An eight-foot high walled structure erected Wednesday night in a McCallum Road parking lot is housing the homeless protest camp that previously spent more than 50 days in Jubilee Park.
The new structure – built with donated lumber by a company that protest organizers did not disclose – is located in the city-owned parking lot adjacent to Jubilee Park in Abbotsford’s downtown.
The city issued notice today (Thursday) to remove the structure by 6 p.m., as it was built without a permit on city property and those occupying it are trespassing under the municipality’s bylaws.
The notice called for residents to cease their occupation of the parking lot, complete no further construction and to dismantle the existing structure.
The original tent village created in the park under organizer Barry Shantz, founder of the Abbotsford chapter of the BC/Yukon Drug War Survivors (DWS), was dismantled to move into the new location.
A teepee standing in Jubilee Park since the beginning of the protest was brought down Thursday morning with plans to erect it in the centre of new structure.
Shantz said the walls will help protect protesters from the elements.
He said the group’s recent move mimics the “Abbotsford shuffle,” which he describes as the city’s historical method of moving the homeless from one site to another without offering solutions.

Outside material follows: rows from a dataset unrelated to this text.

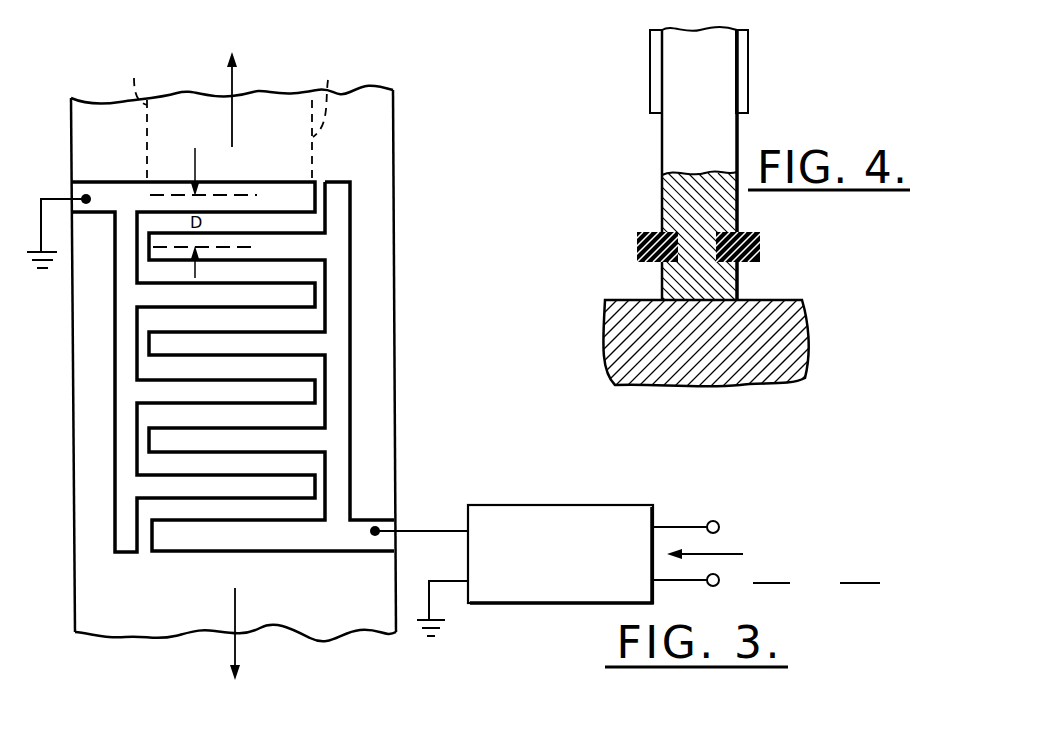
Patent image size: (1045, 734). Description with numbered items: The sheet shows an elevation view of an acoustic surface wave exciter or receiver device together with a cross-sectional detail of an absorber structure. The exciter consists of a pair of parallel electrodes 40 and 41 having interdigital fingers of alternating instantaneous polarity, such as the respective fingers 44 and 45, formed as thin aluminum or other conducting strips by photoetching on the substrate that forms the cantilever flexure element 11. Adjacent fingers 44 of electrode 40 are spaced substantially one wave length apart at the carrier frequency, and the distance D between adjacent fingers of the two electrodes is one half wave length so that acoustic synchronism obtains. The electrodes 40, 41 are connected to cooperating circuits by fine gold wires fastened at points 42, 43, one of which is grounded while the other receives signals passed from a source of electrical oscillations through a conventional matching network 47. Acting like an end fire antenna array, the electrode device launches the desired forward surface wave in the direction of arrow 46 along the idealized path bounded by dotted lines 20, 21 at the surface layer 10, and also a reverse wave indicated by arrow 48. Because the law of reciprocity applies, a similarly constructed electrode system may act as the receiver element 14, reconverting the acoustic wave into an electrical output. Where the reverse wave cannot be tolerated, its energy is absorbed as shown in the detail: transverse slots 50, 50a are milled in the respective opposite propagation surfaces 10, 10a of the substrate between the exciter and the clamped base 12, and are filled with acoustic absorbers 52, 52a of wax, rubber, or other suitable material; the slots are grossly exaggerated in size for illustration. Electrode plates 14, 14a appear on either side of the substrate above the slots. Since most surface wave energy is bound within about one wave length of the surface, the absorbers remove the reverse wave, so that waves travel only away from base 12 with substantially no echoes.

In FIG. 4, the surface layer 10 is at (737, 130).
In FIG. 4, the opposite propagation surface 10a is at (662, 153).
In FIG. 3, the cantilever flexure element 11 is at (90, 535).
In FIG. 4, the cantilever flexure element 11 is at (703, 42).
In FIG. 4, the base 12 is at (777, 298).
In FIG. 3, the receiver element 14 is at (362, 193).
In FIG. 4, the receiver element 14 is at (747, 75).
In FIG. 4, the transducer electrode plate 14a is at (650, 72).
In FIG. 3, the dotted line 20 is at (135, 82).
In FIG. 3, the dotted line 21 is at (338, 72).
In FIG. 3, the electrode 40 is at (123, 383).
In FIG. 3, the electrode 41 is at (340, 294).
In FIG. 3, the connection point 42 is at (108, 181).
In FIG. 3, the connection point 43 is at (373, 518).
In FIG. 3, the electrode finger 44 is at (317, 392).
In FIG. 3, the electrode finger 45 is at (307, 425).
In FIG. 3, the arrow 46 is at (235, 108).
In FIG. 3, the matching network 47 is at (572, 505).
In FIG. 3, the arrow 48 is at (235, 637).
In FIG. 4, the transverse slot 50 is at (706, 240).
In FIG. 4, the transverse slot 50a is at (688, 253).
In FIG. 4, the acoustic absorber 52 is at (760, 247).
In FIG. 4, the acoustic absorber 52a is at (637, 248).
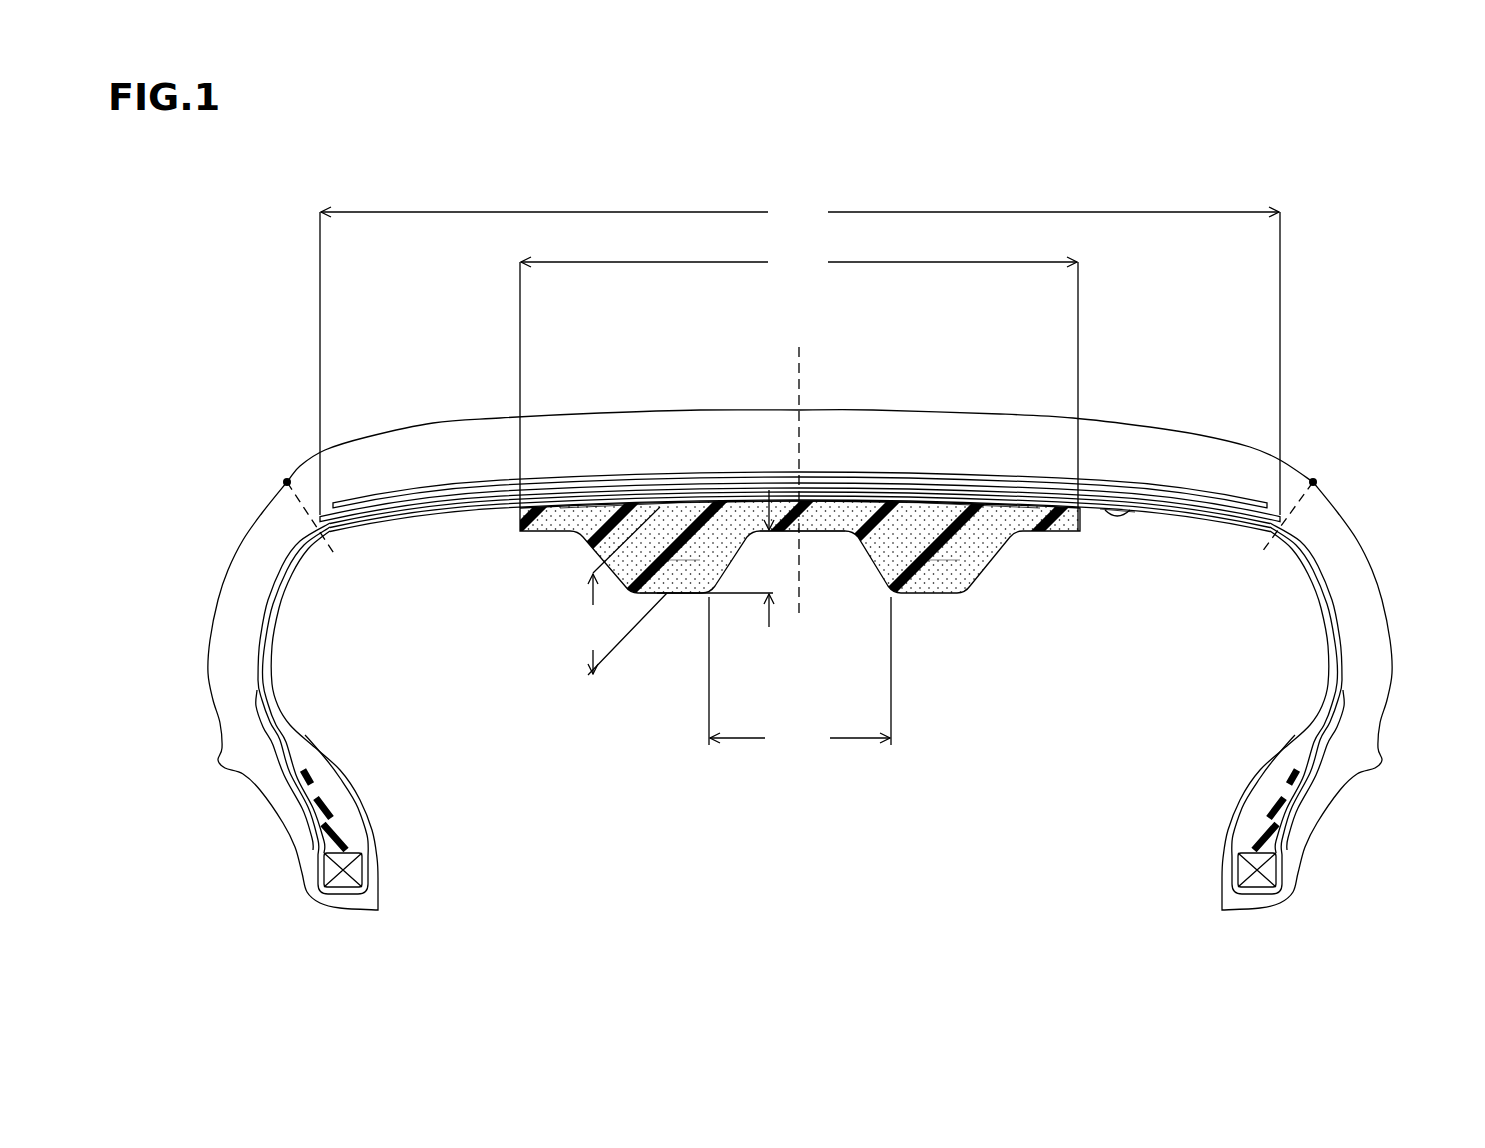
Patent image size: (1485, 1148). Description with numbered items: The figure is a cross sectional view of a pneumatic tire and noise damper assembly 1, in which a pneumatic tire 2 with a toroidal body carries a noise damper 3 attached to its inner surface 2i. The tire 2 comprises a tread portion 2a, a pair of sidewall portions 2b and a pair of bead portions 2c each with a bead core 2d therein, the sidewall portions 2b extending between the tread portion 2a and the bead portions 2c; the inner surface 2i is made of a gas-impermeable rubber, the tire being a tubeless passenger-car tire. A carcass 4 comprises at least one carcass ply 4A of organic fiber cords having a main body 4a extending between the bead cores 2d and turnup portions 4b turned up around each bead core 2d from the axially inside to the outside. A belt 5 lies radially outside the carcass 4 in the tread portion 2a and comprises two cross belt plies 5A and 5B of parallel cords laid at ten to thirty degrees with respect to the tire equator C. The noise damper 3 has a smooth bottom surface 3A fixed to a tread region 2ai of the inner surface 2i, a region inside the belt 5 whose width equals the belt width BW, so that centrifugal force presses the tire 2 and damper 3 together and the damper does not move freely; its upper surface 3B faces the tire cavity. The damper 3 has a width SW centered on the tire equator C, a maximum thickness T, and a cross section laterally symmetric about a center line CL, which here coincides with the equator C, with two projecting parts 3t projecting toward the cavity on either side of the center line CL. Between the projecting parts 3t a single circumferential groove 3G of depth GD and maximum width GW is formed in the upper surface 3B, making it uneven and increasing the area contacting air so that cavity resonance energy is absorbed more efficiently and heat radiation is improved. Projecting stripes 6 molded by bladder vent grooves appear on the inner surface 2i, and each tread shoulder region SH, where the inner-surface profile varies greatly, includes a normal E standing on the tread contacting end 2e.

The pneumatic tire and noise damper assembly 1 is at (1312, 380).
The pneumatic tire 2 is at (1347, 500).
The tread portion 2a is at (889, 402).
The tread region 2ai is at (1143, 513).
The sidewall portion 2b is at (204, 657).
The bead portion 2c is at (290, 852).
The bead core 2d is at (358, 880).
The tread contacting end 2e is at (285, 476).
The inner surface 2i is at (1183, 524).
The noise damper 3 is at (929, 600).
The bottom surface 3A is at (624, 500).
The upper surface 3B is at (670, 600).
The groove 3G is at (823, 540).
The projecting part 3t is at (703, 572).
The carcass 4 is at (1222, 625).
The carcass ply 4A is at (800, 693).
The main body 4a is at (1343, 637).
The turnup portion 4b is at (1337, 707).
The belt 5 is at (423, 605).
The cross belt ply 5A is at (443, 500).
The cross belt ply 5B is at (490, 480).
The projecting stripe 6 is at (288, 704).
The tread shoulder region SH is at (282, 481).
The normal E is at (800, 535).
The width of the belt BW is at (800, 356).
The width of the noise damper SW is at (799, 389).
The tire equator C is at (798, 464).
The center line CL is at (798, 464).
The depth of the groove GD is at (724, 558).
The maximum width of the groove GW is at (800, 675).
The maximum thickness of the noise damper T is at (625, 591).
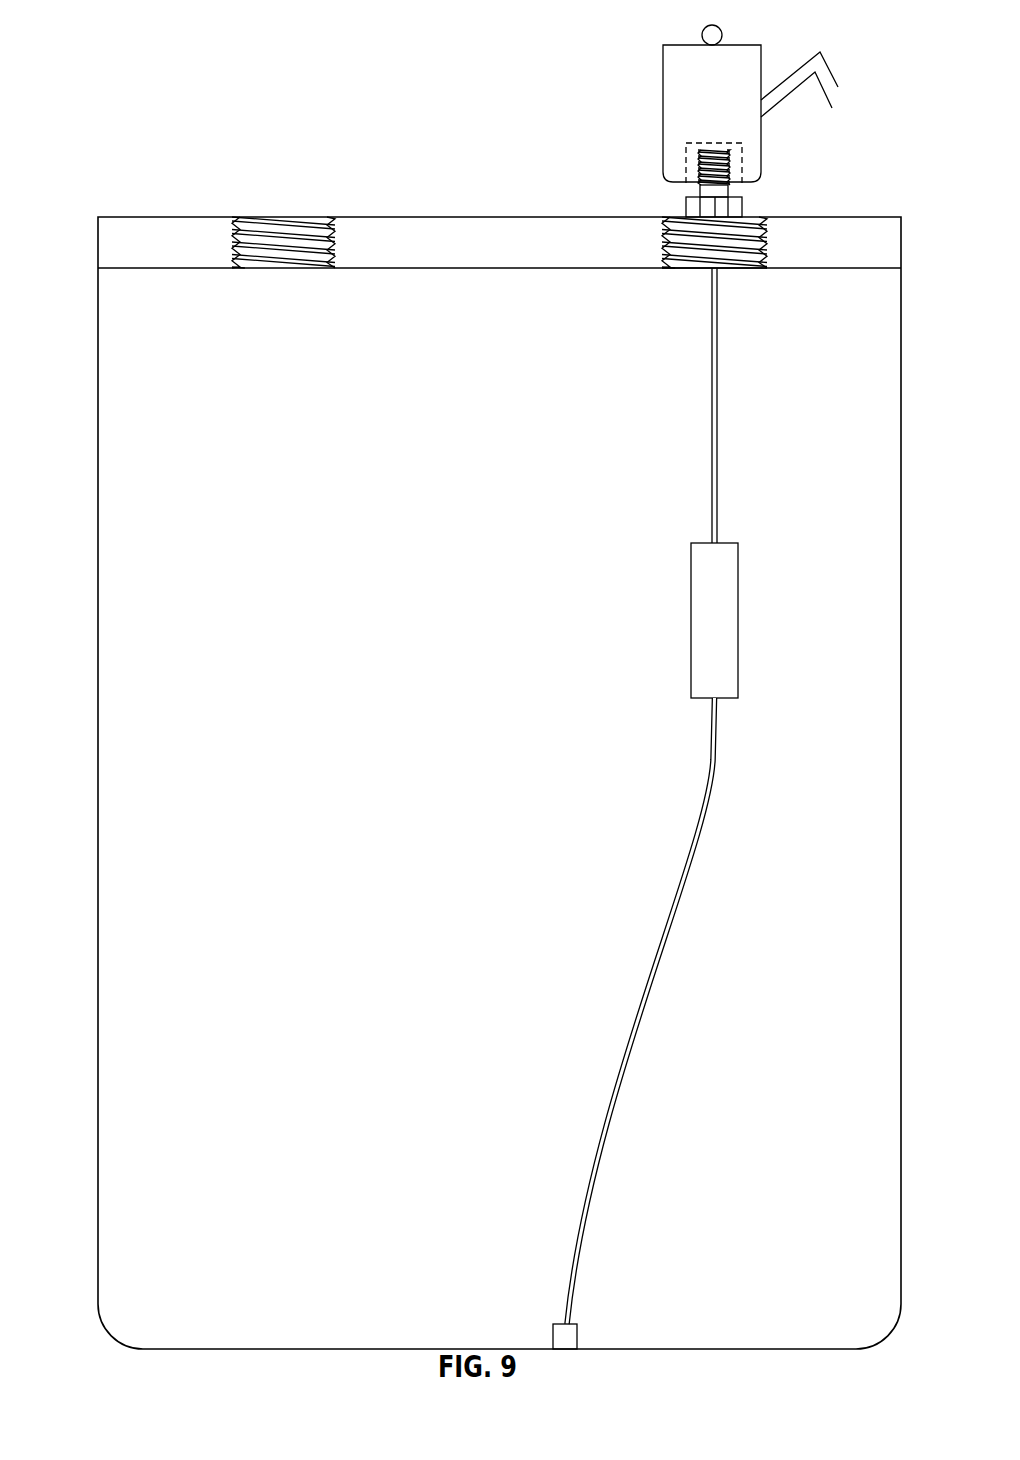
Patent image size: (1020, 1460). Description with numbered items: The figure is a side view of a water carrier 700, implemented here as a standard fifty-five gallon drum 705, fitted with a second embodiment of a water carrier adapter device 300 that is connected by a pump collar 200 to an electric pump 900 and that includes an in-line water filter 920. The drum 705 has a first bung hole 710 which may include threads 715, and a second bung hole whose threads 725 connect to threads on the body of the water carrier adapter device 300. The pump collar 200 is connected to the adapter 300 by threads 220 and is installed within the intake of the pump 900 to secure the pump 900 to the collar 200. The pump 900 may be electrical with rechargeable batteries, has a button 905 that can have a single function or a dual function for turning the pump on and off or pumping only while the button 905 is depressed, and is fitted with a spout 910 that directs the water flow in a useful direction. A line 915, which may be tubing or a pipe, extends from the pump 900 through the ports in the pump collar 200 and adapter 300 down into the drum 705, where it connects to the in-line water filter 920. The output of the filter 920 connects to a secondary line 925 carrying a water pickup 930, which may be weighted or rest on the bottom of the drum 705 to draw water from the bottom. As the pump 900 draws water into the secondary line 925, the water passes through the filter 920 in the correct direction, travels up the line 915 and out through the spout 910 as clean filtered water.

The water carrier 700 is at (135, 68).
The drum 705 is at (97, 350).
The first bung hole 710 is at (245, 217).
The threads 715 is at (300, 217).
The threads 220 is at (768, 227).
The threads 725 is at (692, 270).
The water carrier adapter device 300 is at (672, 216).
The pump collar 200 is at (732, 190).
The pump 900 is at (663, 55).
The button 905 is at (722, 32).
The spout 910 is at (832, 68).
The line 915 is at (718, 405).
The in-line water filter 920 is at (738, 618).
The secondary line 925 is at (658, 975).
The water pickup 930 is at (553, 1340).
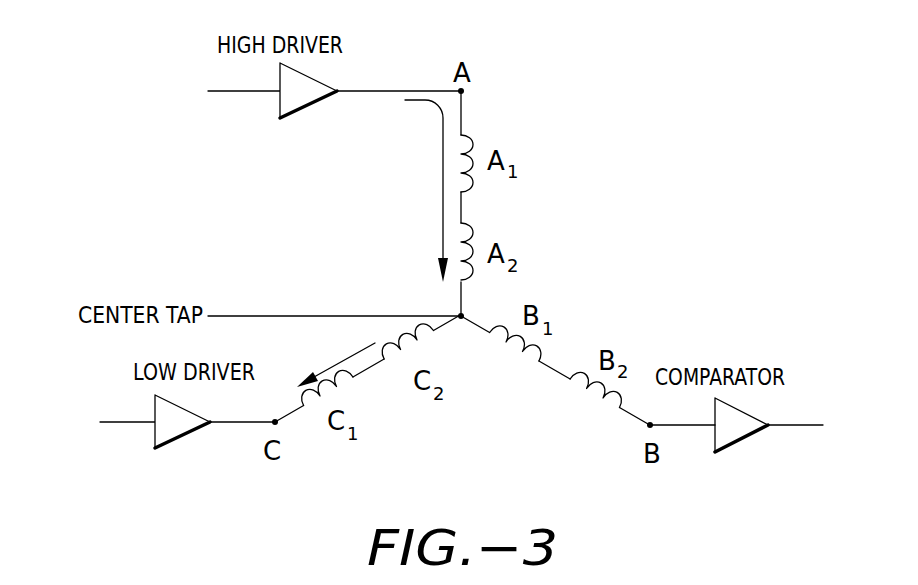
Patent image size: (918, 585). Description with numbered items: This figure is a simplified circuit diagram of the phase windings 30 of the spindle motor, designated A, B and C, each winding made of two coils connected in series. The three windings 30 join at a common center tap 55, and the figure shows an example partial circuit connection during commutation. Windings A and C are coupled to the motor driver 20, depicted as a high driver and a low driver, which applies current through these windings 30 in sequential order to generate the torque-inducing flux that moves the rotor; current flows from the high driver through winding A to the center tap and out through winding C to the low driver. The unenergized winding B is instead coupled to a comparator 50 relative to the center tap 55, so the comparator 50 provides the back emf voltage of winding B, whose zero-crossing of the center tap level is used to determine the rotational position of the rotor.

The motor driver 20 is at (313, 104).
The phase windings 30 is at (468, 135).
The comparator 50 is at (740, 445).
The center tap 55 is at (233, 315).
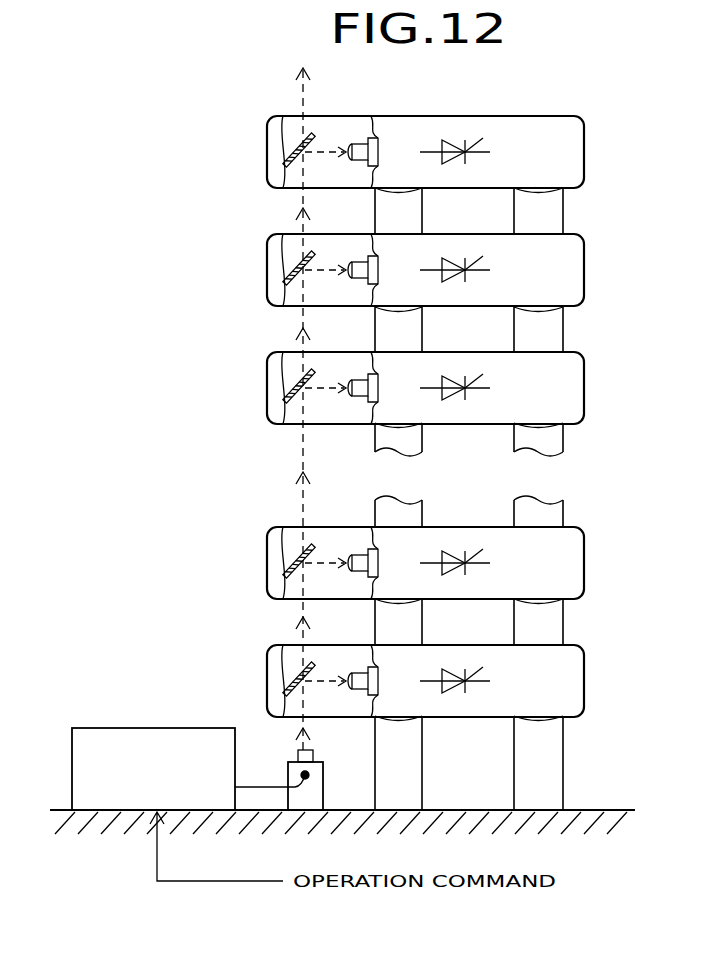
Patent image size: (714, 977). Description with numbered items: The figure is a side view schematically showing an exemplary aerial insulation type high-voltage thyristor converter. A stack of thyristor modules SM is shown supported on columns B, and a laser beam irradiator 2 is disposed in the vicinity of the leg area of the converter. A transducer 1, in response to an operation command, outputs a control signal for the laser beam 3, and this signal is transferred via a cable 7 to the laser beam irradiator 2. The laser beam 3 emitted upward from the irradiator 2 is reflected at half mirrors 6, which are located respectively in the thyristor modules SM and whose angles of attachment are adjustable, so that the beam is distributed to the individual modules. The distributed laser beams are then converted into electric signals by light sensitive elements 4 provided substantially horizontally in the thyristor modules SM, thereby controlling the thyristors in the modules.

Since Oct. 20, about 30 people have been living in the park, described by Shantz as a protest against the City of Abbotsford and the Abbotsford Police Department.
The city served the park with an eviction notice Nov. 25, calling for Jubilee Park to be cleared within 48 hours. After protesters did not leave, the municipality applied to the B.C. Supreme Court for an injunction to keep all with knowledge of the order to stop from entering, occupying and being present in Jubilee Park between one hour after sunset and one hour before sunrise the following day without prior permission.
The notice of claim also called for the order to be applicable to all other lands that fall under the city’s parks bylaw, as well as authorizing police to arrest and remove any person not complying with the order.
Katherine Jeffcoatt, the city’s manager of communications, said the notice against the new structure will become part of the city’s application for injunction to the courts, which will call for the structure and tents to be cleared from parks and city land.
The hearing proceeds Monday morning in the New Westminster courthouse.
Pivot Legal Society, a Vancouver-based non-profit legal society, will represent the homeless protesters in the case.
Shantz said that efforts will be made by the protesters to clean up Jubilee Park.
But the city has closed the park and erected cement blocks to close off the adjacent lot to the public, citing safety concerns.